A brief history of Tetiaroa
Around 200 BC, settlers from Southeast Asia arrived on the shores of the Tahitian islands, creating a unique language and culture that flourished for 17 centuries. Among these islands was Tetiaroa, which became the favored retreat of Tahitian royalty. Members of the royal family visited when they craved deep relaxation. According to legend, Tetiaroa was also where the King placed his treasures in times of trouble.
Located thirty-three miles north of Tahiti, the atoll of Tetiaroa is made up of a circular group of 12 coral islets surrounding a lagoon. It is part of the Society Islands, an archipelago named by explorer Captain James Cook in 1769, in honor of the Royal Society of London.
In 1961, actor Marlon Brando came to this remote Polynesian atoll while filming Mutiny on the Bounty. He was immediately smitten with the island’s beauty and the sense it gave of being closer to paradise than Earth. He was determined to purchase Tetiaroa and succeeded in this goal in 1967.
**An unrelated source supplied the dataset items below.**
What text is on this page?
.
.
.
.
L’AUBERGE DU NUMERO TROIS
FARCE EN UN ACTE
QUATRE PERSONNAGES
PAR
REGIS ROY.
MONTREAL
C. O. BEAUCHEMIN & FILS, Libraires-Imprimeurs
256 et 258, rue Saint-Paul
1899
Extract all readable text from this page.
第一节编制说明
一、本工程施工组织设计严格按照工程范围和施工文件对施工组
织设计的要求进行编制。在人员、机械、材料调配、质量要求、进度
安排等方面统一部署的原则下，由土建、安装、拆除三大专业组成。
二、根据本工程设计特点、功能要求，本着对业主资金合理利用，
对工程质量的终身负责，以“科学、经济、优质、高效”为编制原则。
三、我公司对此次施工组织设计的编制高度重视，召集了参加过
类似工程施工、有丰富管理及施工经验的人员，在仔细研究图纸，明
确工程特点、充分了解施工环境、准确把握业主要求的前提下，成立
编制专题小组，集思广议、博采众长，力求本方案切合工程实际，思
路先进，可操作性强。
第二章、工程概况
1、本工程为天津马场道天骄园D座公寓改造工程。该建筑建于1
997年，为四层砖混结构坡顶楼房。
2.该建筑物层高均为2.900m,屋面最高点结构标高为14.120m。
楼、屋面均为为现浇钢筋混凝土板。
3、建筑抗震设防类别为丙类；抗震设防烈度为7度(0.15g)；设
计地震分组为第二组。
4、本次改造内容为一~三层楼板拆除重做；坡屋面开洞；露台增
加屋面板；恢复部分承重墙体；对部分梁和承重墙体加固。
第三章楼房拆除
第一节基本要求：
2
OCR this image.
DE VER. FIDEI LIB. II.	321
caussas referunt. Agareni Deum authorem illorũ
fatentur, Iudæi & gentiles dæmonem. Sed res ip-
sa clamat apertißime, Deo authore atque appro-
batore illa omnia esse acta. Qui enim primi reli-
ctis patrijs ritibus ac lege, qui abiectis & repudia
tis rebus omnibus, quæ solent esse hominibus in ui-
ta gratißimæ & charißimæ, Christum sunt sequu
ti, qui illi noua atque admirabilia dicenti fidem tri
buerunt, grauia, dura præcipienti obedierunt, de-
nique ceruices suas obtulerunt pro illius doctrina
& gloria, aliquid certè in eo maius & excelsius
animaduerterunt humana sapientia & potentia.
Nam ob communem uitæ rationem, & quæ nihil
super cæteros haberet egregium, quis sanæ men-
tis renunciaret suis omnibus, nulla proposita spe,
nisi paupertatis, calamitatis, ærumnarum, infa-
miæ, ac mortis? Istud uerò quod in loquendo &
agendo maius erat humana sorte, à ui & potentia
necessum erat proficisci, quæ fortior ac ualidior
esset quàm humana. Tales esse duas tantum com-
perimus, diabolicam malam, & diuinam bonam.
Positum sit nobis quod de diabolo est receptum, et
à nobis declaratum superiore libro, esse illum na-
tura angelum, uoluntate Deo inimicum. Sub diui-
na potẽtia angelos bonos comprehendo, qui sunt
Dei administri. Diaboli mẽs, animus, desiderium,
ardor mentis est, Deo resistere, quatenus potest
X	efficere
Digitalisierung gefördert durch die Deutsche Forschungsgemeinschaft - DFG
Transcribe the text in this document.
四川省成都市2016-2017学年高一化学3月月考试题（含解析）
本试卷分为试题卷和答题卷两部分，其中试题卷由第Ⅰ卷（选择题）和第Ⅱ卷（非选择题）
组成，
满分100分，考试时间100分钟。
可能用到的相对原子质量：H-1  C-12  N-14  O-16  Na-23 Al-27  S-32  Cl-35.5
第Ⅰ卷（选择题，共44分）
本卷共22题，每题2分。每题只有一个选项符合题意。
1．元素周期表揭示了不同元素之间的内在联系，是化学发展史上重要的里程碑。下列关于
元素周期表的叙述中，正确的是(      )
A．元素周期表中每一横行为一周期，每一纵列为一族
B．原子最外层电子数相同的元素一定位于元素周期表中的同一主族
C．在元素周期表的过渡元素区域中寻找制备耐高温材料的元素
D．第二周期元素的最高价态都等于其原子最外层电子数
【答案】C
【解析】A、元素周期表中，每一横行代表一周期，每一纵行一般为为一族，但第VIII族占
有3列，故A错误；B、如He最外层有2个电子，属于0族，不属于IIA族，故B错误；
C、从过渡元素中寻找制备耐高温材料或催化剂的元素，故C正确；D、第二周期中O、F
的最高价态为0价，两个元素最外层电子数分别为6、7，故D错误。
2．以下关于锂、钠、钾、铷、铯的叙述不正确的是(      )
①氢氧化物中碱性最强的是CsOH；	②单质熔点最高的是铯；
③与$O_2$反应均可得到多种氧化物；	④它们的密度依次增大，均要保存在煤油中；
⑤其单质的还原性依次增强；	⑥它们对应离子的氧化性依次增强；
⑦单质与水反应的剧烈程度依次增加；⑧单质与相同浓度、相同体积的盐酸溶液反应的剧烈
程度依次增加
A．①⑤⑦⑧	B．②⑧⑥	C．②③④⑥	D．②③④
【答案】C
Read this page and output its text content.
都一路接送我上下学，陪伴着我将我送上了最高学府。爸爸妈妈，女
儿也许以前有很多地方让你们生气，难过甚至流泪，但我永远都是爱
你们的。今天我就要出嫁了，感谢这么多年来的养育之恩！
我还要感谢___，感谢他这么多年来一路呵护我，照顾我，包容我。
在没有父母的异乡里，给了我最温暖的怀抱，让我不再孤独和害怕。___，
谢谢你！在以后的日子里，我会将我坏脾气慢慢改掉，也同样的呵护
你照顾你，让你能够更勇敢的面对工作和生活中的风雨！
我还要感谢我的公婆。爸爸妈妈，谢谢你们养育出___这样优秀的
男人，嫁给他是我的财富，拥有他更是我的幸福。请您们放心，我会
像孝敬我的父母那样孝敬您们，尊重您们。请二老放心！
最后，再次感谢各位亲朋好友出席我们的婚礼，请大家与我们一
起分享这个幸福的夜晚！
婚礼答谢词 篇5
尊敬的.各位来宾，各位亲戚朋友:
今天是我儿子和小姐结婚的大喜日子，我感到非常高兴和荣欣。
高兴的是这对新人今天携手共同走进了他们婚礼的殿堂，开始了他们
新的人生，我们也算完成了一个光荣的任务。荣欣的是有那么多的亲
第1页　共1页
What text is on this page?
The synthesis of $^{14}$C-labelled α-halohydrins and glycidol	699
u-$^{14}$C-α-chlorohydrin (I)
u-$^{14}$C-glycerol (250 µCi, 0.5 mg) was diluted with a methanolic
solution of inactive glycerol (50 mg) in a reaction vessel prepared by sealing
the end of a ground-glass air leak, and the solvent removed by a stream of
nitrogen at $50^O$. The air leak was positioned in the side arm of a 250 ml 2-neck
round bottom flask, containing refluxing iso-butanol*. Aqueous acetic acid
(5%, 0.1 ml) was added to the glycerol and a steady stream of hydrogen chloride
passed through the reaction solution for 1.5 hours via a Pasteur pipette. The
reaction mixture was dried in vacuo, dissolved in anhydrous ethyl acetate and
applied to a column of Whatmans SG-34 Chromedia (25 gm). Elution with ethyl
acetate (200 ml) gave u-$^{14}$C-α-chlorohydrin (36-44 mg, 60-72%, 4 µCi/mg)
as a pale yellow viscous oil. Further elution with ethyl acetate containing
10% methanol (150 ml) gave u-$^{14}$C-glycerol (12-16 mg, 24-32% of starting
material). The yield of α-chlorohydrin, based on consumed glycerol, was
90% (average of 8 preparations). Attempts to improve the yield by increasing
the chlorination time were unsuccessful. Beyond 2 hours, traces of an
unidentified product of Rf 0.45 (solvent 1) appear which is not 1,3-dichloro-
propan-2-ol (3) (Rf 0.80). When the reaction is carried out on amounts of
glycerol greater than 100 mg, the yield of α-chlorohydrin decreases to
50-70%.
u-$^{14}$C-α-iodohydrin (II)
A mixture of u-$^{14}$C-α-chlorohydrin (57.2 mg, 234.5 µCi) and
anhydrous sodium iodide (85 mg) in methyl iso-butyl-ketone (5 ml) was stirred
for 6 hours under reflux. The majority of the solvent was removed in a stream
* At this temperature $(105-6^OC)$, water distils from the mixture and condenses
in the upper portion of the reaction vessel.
Instilled with a love of nature from a young age, Brando became passionate about protecting Tetiaroa’s cultural richness, natural beauty, and incredible biodiversity, while opening it for others to enjoy. He saw his island as a place where innovative new technologies would enable a self-sustaining luxury environment for visitors, full-time residents, and scientific research.
Tetiaroa Society seeks to help realize the late actor’s vision. The Brando Trust, Tetiaroa’s owner, is committed to preservation and restoration through a unique conservation plan that supports scientific innovation to create sustainable interdependence. Today, Tetiaroa is the most accessible coral reef atoll in the world and has remained largely undeveloped.